Here’s what I envision:
First, you obviously have the LCD. Fine. Make sure it can show some form of digital television. Ideally it would support 1080p, although other wide screen HDTV-compatible formats should work, too. And make sure that watching TV works. No full-screen glitches, no crashing because other programs are running. The whole thing should just work and work well. Now, include with the system a FireWire-based AV router. Get people used to the idea that audio and video can be sent through FireWire. Right now, the general consumer thinks that the most that FireWire can do is transfer video. But with a little breakout box that has inputs for a bunch of components on it, the idea will start to come through. Face it, even if you can watch DVDs and play music on the iMac, people will still have MD players, video game consoles, laser disc players, CD jukeboxes, whatever.
Next, there should be software on the system that emulates an AV receiver. Select your source, choose your surround mode, etc. While we’re at it, that breakout box should have outputs for a standard 5.1 speaker setup. That way, people could use the speakers they already have, or buy whatever they like.
This kind of system should also have a wireless remote. Bluetooth or AirPort/WiFi would be slick, but IR is sufficient. Make it so that it works just like a home stereo system, and that it just works. That’s key.
Now, do little cool things like integrate e-mail in with watching TV. A little bouncing icon comes up, and with the push of a button on your remote, you can read e-mail. Slick it up further and have the Mac work as a TiVo-like PVR (personal video recorder) to pause the show you’re watching at the time. Add that feature to a built in AM/FM/XM radio which works with iTunes, while you’re at it.
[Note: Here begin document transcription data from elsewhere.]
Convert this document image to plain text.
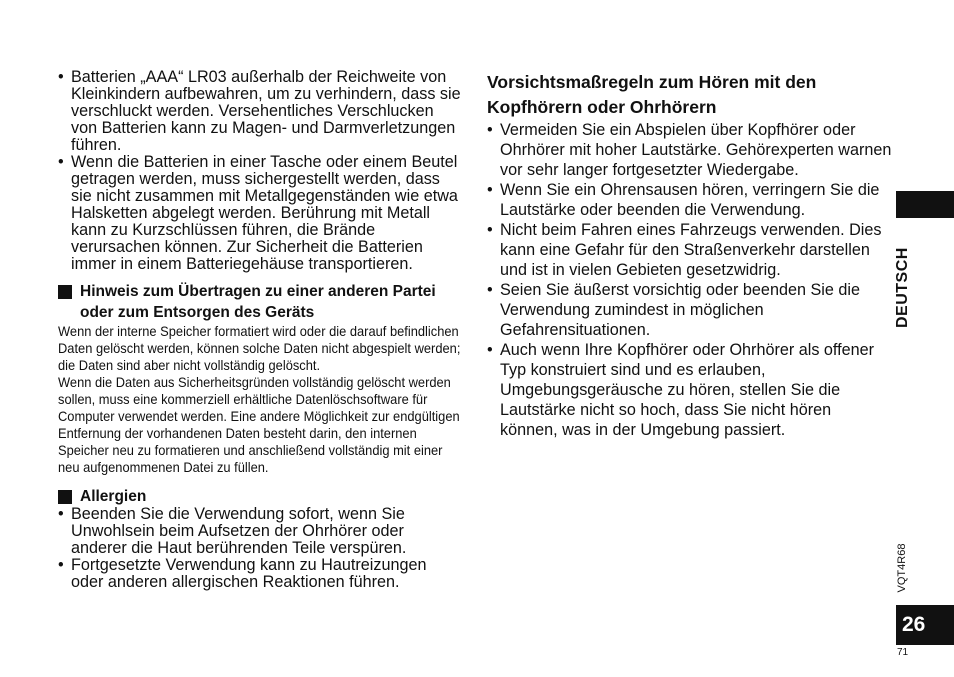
• Batterien „AAA“ LR03 außerhalb der Reichweite von Kleinkindern aufbewahren, um zu verhindern, dass sie verschluckt werden. Versehentliches Verschlucken von Batterien kann zu Magen- und Darmverletzungen führen.
• Wenn die Batterien in einer Tasche oder einem Beutel getragen werden, muss sichergestellt werden, dass sie nicht zusammen mit Metallgegenständen wie etwa Halsketten abgelegt werden. Berührung mit Metall kann zu Kurzschlüssen führen, die Brände verursachen können. Zur Sicherheit die Batterien immer in einem Batteriegehäuse transportieren.
Hinweis zum Übertragen zu einer anderen Partei oder zum Entsorgen des Geräts

Wenn der interne Speicher formatiert wird oder die darauf befindlichen Daten gelöscht werden, können solche Daten nicht abgespielt werden; die Daten sind aber nicht vollständig gelöscht.

Wenn die Daten aus Sicherheitsgründen vollständig gelöscht werden sollen, muss eine kommerziell erhältliche Datenlöschsoftware für Computer verwendet werden. Eine andere Möglichkeit zur endgültigen Entfernung der vorhandenen Daten besteht darin, den internen Speicher neu zu formatieren und anschließend vollständig mit einer neu aufgenommenen Datei zu füllen.

Allergien
• Beenden Sie die Verwendung sofort, wenn Sie Unwohlsein beim Aufsetzen der Ohrhörer oder anderer die Haut berührenden Teile verspüren.
• Fortgesetzte Verwendung kann zu Hautreizungen oder anderen allergischen Reaktionen führen.
Vorsichtsmaßregeln zum Hören mit den Kopfhörern oder Ohrhörern
• Vermeiden Sie ein Abspielen über Kopfhörer oder Ohrhörer mit hoher Lautstärke. Gehörexperten warnen vor sehr langer fortgesetzter Wiedergabe.
• Wenn Sie ein Ohrensausen hören, verringern Sie die Lautstärke oder beenden die Verwendung.
• Nicht beim Fahren eines Fahrzeugs verwenden. Dies kann eine Gefahr für den Straßenverkehr darstellen und ist in vielen Gebieten gesetzwidrig.
• Seien Sie äußerst vorsichtig oder beenden Sie die Verwendung zumindest in möglichen Gefahrensituationen.
• Auch wenn Ihre Kopfhörer oder Ohrhörer als offener Typ konstruiert sind und es erlauben, Umgebungsgeräusche zu hören, stellen Sie die Lautstärke nicht so hoch, dass Sie nicht hören können, was in der Umgebung passiert.
DEUTSCH
VQT4R68
26
71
There should be an optional cordless phone accessory, with answering machine software that can also integrate with the TV viewing mode. And of course you should be able to monitor TV while you are surfing, working, studying, etc. There should also be a complement of buttons on the front of the system whose functions change depending on which app you’re using. By the way, these wouldn’t necessarily be “i” apps. They’d more likely be “AV” apps, or something else.
Obviously, this is pie-in-the-sky thinking. But if Apple were to come up with even half of these ideas in a product, and if they actually worked well, then finally Apple would outshine PCs in a way that Joe Consumer couldn’t help but notice. Here’s to hoping that Apple will indeed out-think its competitors, its customers and its pundits and come up with something more than we could possibly expect.
Eliot Hochberg is a Web developer with over 6 years experience. In addition to musing about education sales, he is the author of MacEdition’s ongoing feature on DVD authoring.